EUが仮想通貨の現金購入を制限へ
EU(欧州連合)は、現金での購入を10,000ユーロ(約144万円)に制限し、1,000ユーロ(約144,000円)を超える仮想通貨取引をより精査することを決定した事が分かった。
欧州理事会によって12月7日(水曜日)に発表され、同理事会はマネーロンダリング(資金洗浄)を防止するための取り組みの一環であると述べた。
仮想通貨の抜け穴を塞ぐための新ルール制定
今回の制限の制定について、チェコのズビニェク・スタンジュラ(Zbyněk Stanjura)財務大臣は次のように語っている。
彼らの意図は、これらの抜け穴をさらに塞ぎ、すべてのEU加盟国でさらに厳しい規則を適用することです。10,000ユーロを超える多額の現金支払いは不可能になります。仮想通貨を売買する際に匿名を維持しようとすることは、はるかに困難になります。
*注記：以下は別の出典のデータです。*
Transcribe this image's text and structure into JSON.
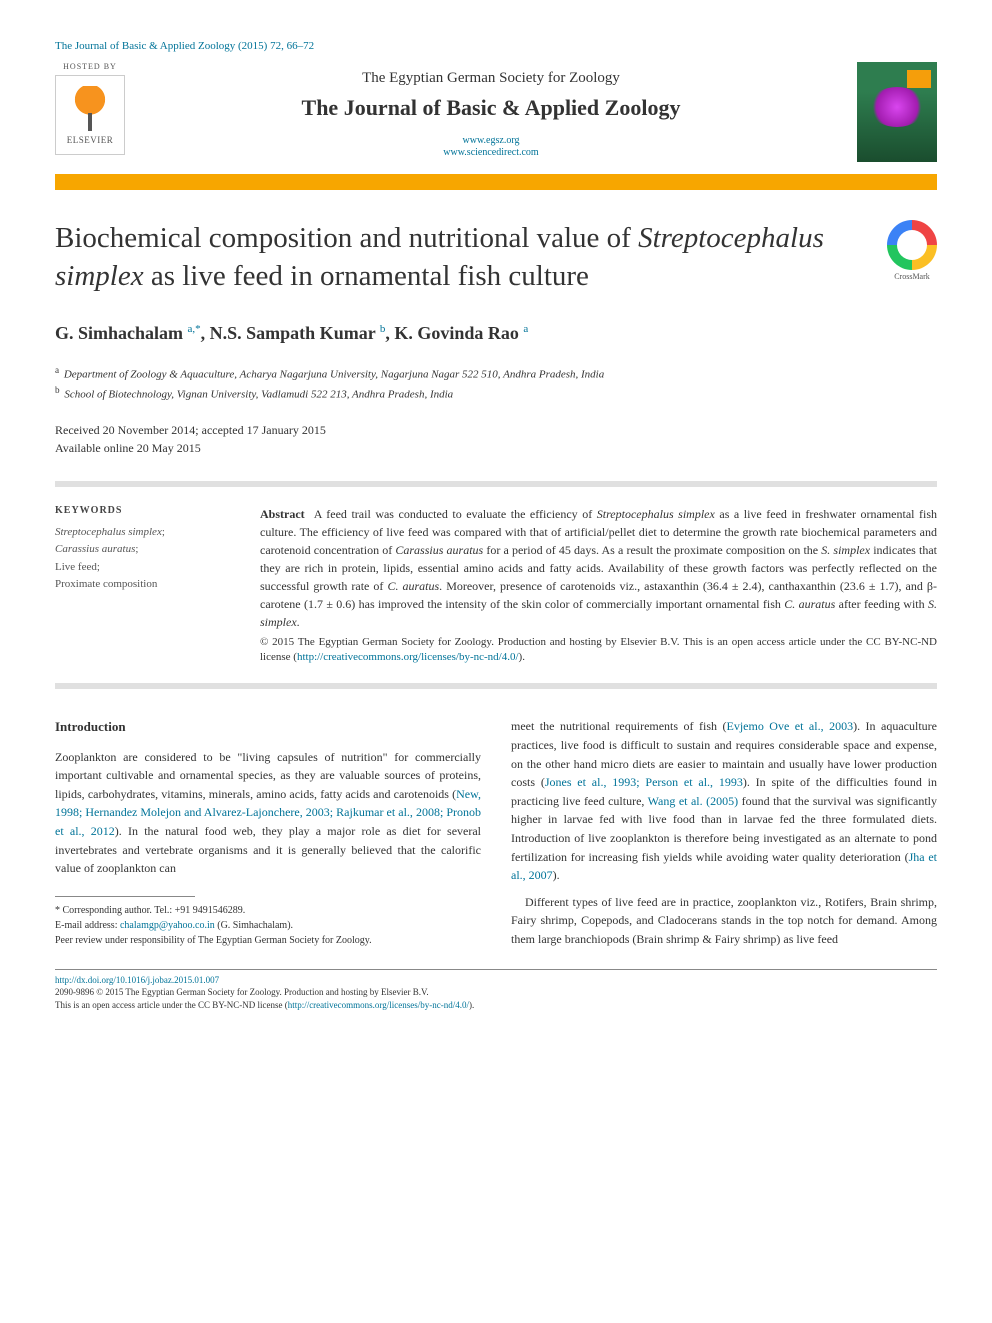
{
  "ref": "The Journal of Basic & Applied Zoology (2015) 72, 66–72",
  "hosted": "HOSTED BY",
  "elsevier": "ELSEVIER",
  "society": "The Egyptian German Society for Zoology",
  "journal": "The Journal of Basic & Applied Zoology",
  "link1": "www.egsz.org",
  "link2": "www.sciencedirect.com",
  "crossmark": "CrossMark",
  "title_pre": "Biochemical composition and nutritional value of ",
  "title_italic": "Streptocephalus simplex",
  "title_post": " as live feed in ornamental fish culture",
  "authors": {
    "a1": "G. Simhachalam",
    "a1s": "a,*",
    "a2": "N.S. Sampath Kumar",
    "a2s": "b",
    "a3": "K. Govinda Rao",
    "a3s": "a"
  },
  "aff_a": "Department of Zoology & Aquaculture, Acharya Nagarjuna University, Nagarjuna Nagar 522 510, Andhra Pradesh, India",
  "aff_b": "School of Biotechnology, Vignan University, Vadlamudi 522 213, Andhra Pradesh, India",
  "dates1": "Received 20 November 2014; accepted 17 January 2015",
  "dates2": "Available online 20 May 2015",
  "kw_head": "KEYWORDS",
  "kw1": "Streptocephalus simplex",
  "kw2": "Carassius auratus",
  "kw3": "Live feed;",
  "kw4": "Proximate composition",
  "abs_label": "Abstract",
  "abs1": "A feed trail was conducted to evaluate the efficiency of ",
  "abs1i": "Streptocephalus simplex",
  "abs1b": " as a live feed in freshwater ornamental fish culture. The efficiency of live feed was compared with that of artificial/pellet diet to determine the growth rate biochemical parameters and carotenoid concentration of ",
  "abs1c": "Carassius auratus",
  "abs1d": " for a period of 45 days. As a result the proximate composition on the ",
  "abs1e": "S. simplex",
  "abs1f": " indicates that they are rich in protein, lipids, essential amino acids and fatty acids. Availability of these growth factors was perfectly reflected on the successful growth rate of ",
  "abs1g": "C. auratus",
  "abs1h": ". Moreover, presence of carotenoids viz., astaxanthin (36.4 ± 2.4), canthaxanthin (23.6 ± 1.7), and β-carotene (1.7 ± 0.6) has improved the intensity of the skin color of commercially important ornamental fish ",
  "abs1i2": "C. auratus",
  "abs1j": " after feeding with ",
  "abs1k": "S. simplex",
  "abs1l": ".",
  "copyright": "© 2015 The Egyptian German Society for Zoology. Production and hosting by Elsevier B.V. This is an open access article under the CC BY-NC-ND license (",
  "lic_url": "http://creativecommons.org/licenses/by-nc-nd/4.0/",
  "lic_end": ").",
  "intro_head": "Introduction",
  "intro_p1a": "Zooplankton are considered to be \"living capsules of nutrition\" for commercially important cultivable and ornamental species, as they are valuable sources of proteins, lipids, carbohydrates, vitamins, minerals, amino acids, fatty acids and carotenoids (",
  "intro_c1": "New, 1998; Hernandez Molejon and Alvarez-Lajonchere, 2003; Rajkumar et al., 2008; Pronob et al., 2012",
  "intro_p1b": "). In the natural food web, they play a major role as diet for several invertebrates and vertebrate organisms and it is generally believed that the calorific value of zooplankton can",
  "col2_p1a": "meet the nutritional requirements of fish (",
  "col2_c1": "Evjemo Ove et al., 2003",
  "col2_p1b": "). In aquaculture practices, live food is difficult to sustain and requires considerable space and expense, on the other hand micro diets are easier to maintain and usually have lower production costs (",
  "col2_c2": "Jones et al., 1993; Person et al., 1993",
  "col2_p1c": "). In spite of the difficulties found in practicing live feed culture, ",
  "col2_c3": "Wang et al. (2005)",
  "col2_p1d": " found that the survival was significantly higher in larvae fed with live food than in larvae fed the three formulated diets. Introduction of live zooplankton is therefore being investigated as an alternate to pond fertilization for increasing fish yields while avoiding water quality deterioration (",
  "col2_c4": "Jha et al., 2007",
  "col2_p1e": ").",
  "col2_p2a": "Different types of live feed are in practice, zooplankton ",
  "col2_p2i": "viz.",
  "col2_p2b": ", Rotifers, Brain shrimp, Fairy shrimp, Copepods, and Cladocerans stands in the top notch for demand. Among them large branchiopods (Brain shrimp & Fairy shrimp) as live feed",
  "fn_corr": "* Corresponding author. Tel.: +91 9491546289.",
  "fn_email_label": "E-mail address: ",
  "fn_email": "chalamgp@yahoo.co.in",
  "fn_email_who": " (G. Simhachalam).",
  "fn_peer": "Peer review under responsibility of The Egyptian German Society for Zoology.",
  "doi": "http://dx.doi.org/10.1016/j.jobaz.2015.01.007",
  "issn": "2090-9896 © 2015 The Egyptian German Society for Zoology. Production and hosting by Elsevier B.V.",
  "oa": "This is an open access article under the CC BY-NC-ND license (",
  "oa_url": "http://creativecommons.org/licenses/by-nc-nd/4.0/",
  "oa_end": ")."
}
新しいAML/CFT(アンチマネーロンダリング/テロ資金供与対策)規則では、CASP(Crypto-Asset Service Providers:仮想通貨サービスプロバイダー)が 1,000 ユーロを超える取引を行っている顧客に対してデューデリジェンス(※1)を実施する必要がある。自己ホスト型ウォレットは、CASP の出現により、リスク軽減策を強化することが期待されている。
Due=当然の、正当な、Diligence=精励、努力からあくる造語であり、企業の経営状況および財務状況などを事前に調査する事
またEUは、FATF(金融活動作業部会)の勧告に基づく国分類システムを使用し、各加盟国のマネーロンダリングのリスクを判断しているとのこと
新規制がDeFi(分散型金融)にどう影響するのか
匿名性はDeFi空間の存在に不可欠であるため、新しい要件がどのように実装されるかは不明であるものの、好影響を与えることが期待されている。
規制当局は、DeFiプラットフォーム開発者を標的にする可能性がある。ただし、エンティティがヨーロッパに拠点を置いておらず、準拠しないことを選択した場合、影響はない可能性がある。中央エンティティが DeFi プロトコルを制御していない場合やその背後にある仮想通貨会社を特定できない場合は、さらに困難になる可能性がある。DeFiのリスクとセクターを規制する方法は、規制当局が現在ヨーロッパで検討しているもので、数カ月前にECB(欧州中央銀行)は調査を委託している。この調査では、DeFi規制がDAO、プラットフォーム開発者、およびガバナンストークン所有者をカバーすることを推奨している。
このような動きは、ヨーロッパの DeFiセクターの成長に影響を与える可能性があるものの、集中型仮想通貨プラットフォームは、AML/CFT 標準を既に実装しているため、準拠に問題はない。ヨーロッパの規制当局は、2024年に施行される予定のMiCA(Markets in Crypto Assets=欧州連合の仮想通貨市場)規制が崩壊下仮想通貨取引所FTXの再発を防げるかどうかについても疑問を呈している。